Is the above process unnecessary and you can compute it easily? Is there any way to understand the strange notation? Or can you recommend any other easy-computable notation for $D_n$(e.g., group presentation)?
 A: To understand this notation you need to draw a square and put the numbers $1,2,3,4$ at the vertices. Now the notation makes sense. For instance $\rho_1$ will be a rotation by $\frac{\pi}{2}$, i.e $1$ goes to $2$, $2$ goes to $3$, $3$ goes to $4$ and $4$ to $1$. Apply the same reasoning to all of them and compose them by drawing pictures of the square.
In other words you have to look at the columns  and see to which number in the second line each number in the first line is going.
A: The dihedreal groups $D_n$ (or $D_{2n}$ for some authors) are meant to encode the symmetries of the regular $n$-gon.  If we let $rho$ be the rotation by $2\pi/n$, and $\tau$ some reflection (any one will do), we have that $\rho$ and $\tau$ generate $D_n$.  Half the time, when you think about the dihedral group, this is what you want to think about (not just the group, but the natural way the group acts).
We can give a nice presentation for $D_n$ in terms of $\rho$ and $\tau$ by noting that $\rho^n=\tau^2=e$, and $\tau \rho =\rho^{-1}\tau$.  Once you have shown that all these relations hold, we notice that these relations allow us to simplify any expression in $\rho$ and $\tau$ to one of the form $\rho^k\tau^{\epsilon}$ where $k\in \{0,\ldots, n-1\}$ and $\epsilon \in \{0,1\}$.  If you want to work with elements of $D_n$, this is usually the most convenient way.
The approach taken by Fraleigh is essentially an algebraic version of our first point of view.  Namely, we take a square, and we label the vertices with the numbers $1,2,3,$ and $4$.  Then every element of $D_4$ permutes the vertices, and specifying how the permutation acts on the vertices completely determines the action.  Therefore, we get a concrete realization of the group by writing out how the elements permute the vertices.

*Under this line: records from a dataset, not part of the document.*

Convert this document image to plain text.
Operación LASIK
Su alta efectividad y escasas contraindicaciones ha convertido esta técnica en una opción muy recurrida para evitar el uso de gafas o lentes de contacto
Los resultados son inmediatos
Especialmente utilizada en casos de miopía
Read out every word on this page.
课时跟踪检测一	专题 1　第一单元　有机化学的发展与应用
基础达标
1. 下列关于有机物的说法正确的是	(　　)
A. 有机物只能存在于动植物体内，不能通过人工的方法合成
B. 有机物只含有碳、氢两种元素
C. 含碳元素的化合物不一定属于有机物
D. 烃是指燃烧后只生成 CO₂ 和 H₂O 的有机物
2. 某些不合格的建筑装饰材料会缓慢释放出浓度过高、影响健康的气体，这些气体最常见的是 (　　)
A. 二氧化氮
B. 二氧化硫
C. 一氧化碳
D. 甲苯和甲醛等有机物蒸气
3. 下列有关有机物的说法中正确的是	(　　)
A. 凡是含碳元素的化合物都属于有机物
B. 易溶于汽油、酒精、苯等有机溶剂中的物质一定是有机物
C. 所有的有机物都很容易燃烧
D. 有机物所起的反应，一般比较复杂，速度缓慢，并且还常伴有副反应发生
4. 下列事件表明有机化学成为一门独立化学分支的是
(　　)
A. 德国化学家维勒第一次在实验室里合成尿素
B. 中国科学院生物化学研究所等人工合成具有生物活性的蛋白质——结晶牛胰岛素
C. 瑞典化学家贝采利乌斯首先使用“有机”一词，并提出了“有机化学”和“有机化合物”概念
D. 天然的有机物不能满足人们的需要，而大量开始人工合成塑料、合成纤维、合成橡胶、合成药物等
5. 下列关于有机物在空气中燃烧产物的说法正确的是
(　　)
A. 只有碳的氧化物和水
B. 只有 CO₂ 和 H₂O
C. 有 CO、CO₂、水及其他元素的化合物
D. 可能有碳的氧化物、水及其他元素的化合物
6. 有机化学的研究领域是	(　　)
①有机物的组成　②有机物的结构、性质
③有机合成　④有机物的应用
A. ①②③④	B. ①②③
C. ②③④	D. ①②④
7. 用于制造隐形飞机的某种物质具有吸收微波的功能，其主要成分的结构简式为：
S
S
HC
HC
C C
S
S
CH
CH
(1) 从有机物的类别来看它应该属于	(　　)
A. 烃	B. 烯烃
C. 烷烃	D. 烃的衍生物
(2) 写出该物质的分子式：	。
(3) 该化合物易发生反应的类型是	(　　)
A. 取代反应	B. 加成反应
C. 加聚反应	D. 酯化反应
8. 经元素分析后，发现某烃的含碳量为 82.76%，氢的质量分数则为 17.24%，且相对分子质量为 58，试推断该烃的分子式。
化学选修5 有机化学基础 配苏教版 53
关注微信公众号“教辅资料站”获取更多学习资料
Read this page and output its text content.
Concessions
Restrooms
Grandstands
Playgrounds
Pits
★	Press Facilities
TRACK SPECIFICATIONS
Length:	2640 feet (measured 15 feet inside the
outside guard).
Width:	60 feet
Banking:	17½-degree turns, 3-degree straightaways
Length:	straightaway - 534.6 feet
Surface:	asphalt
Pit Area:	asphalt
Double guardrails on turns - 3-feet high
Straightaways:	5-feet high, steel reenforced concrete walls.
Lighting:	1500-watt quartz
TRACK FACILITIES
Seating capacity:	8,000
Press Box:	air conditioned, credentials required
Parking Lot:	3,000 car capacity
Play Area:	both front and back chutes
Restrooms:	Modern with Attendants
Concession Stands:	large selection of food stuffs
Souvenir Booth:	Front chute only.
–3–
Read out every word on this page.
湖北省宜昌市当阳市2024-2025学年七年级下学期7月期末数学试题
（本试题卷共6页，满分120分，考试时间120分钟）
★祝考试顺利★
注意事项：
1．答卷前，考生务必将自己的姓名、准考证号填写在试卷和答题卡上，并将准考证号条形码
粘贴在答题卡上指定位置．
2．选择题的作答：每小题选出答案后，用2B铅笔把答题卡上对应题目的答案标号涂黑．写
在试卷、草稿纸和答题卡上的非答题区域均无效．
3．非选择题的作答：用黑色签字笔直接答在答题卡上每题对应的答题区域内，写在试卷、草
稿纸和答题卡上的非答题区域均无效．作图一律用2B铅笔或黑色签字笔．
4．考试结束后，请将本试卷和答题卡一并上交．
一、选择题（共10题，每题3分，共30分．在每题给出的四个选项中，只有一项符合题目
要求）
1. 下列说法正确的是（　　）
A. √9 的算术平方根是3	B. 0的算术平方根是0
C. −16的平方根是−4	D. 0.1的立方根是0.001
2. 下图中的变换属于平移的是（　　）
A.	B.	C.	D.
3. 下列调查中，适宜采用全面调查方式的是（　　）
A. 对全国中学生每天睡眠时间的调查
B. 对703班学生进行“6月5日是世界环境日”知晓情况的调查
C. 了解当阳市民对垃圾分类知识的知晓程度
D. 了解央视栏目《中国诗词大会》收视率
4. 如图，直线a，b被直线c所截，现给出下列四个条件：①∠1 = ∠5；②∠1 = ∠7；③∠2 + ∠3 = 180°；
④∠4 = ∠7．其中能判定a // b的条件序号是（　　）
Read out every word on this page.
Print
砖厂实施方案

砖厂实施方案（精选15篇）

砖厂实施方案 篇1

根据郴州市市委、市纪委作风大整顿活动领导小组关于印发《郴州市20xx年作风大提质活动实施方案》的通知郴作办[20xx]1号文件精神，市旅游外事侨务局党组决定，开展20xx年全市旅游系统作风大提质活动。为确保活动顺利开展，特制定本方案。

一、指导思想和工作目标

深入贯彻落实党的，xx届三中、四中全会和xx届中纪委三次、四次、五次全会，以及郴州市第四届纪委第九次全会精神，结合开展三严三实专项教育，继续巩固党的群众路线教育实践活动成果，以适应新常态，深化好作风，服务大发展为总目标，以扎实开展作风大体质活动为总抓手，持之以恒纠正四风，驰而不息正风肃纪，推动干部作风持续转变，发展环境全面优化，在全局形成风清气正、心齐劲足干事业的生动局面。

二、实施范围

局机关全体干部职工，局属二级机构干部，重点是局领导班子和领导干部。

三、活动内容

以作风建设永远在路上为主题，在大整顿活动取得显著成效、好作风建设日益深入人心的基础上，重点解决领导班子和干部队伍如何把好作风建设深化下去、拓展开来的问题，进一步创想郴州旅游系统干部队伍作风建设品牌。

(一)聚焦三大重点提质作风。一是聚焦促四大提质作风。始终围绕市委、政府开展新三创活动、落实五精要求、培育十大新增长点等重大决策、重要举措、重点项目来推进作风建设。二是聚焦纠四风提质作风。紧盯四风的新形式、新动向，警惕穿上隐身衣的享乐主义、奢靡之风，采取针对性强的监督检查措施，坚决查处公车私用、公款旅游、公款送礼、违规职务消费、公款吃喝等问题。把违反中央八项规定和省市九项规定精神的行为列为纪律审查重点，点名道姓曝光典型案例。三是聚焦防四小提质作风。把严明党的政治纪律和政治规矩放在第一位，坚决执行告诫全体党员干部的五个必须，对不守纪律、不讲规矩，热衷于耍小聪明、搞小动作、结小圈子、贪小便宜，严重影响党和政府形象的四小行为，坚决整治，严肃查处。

While one can explicitly multiply out the permutations algebraically, it is easier to proceed as follows: We let $\rho$ act as the permutation $\rho(i)=i+1 \pmod n$ and $\tau(i)=-i\pmod n$.  Note that $\tau$ is the reflection about the line through the vertex $n$.  Then, using the group presentation, it is easy to multiply elements in the group.  Once you express the various reflections in terms of $\rho$ and $\tau$, determining the permutations corresponding to a product is straight forward.
For example, when $n=4$, we can compute the action of $\rho^3 \tau$ by $\rho^3\tau(i)=\rho^3(-i) = -i+3 \pmod 4.$ 

Just to clarify his notation, given a matrix, the corresponding permutation is the one sending $i$ to the element that appears right underneath $i$.  For example, the permutation $i\mapsto i+1 \pmod 4$ is expressed with the matrix $\pmatrix{1 & 2 & 3 & 4 \\ 2 & 3 & 4 & 1}.$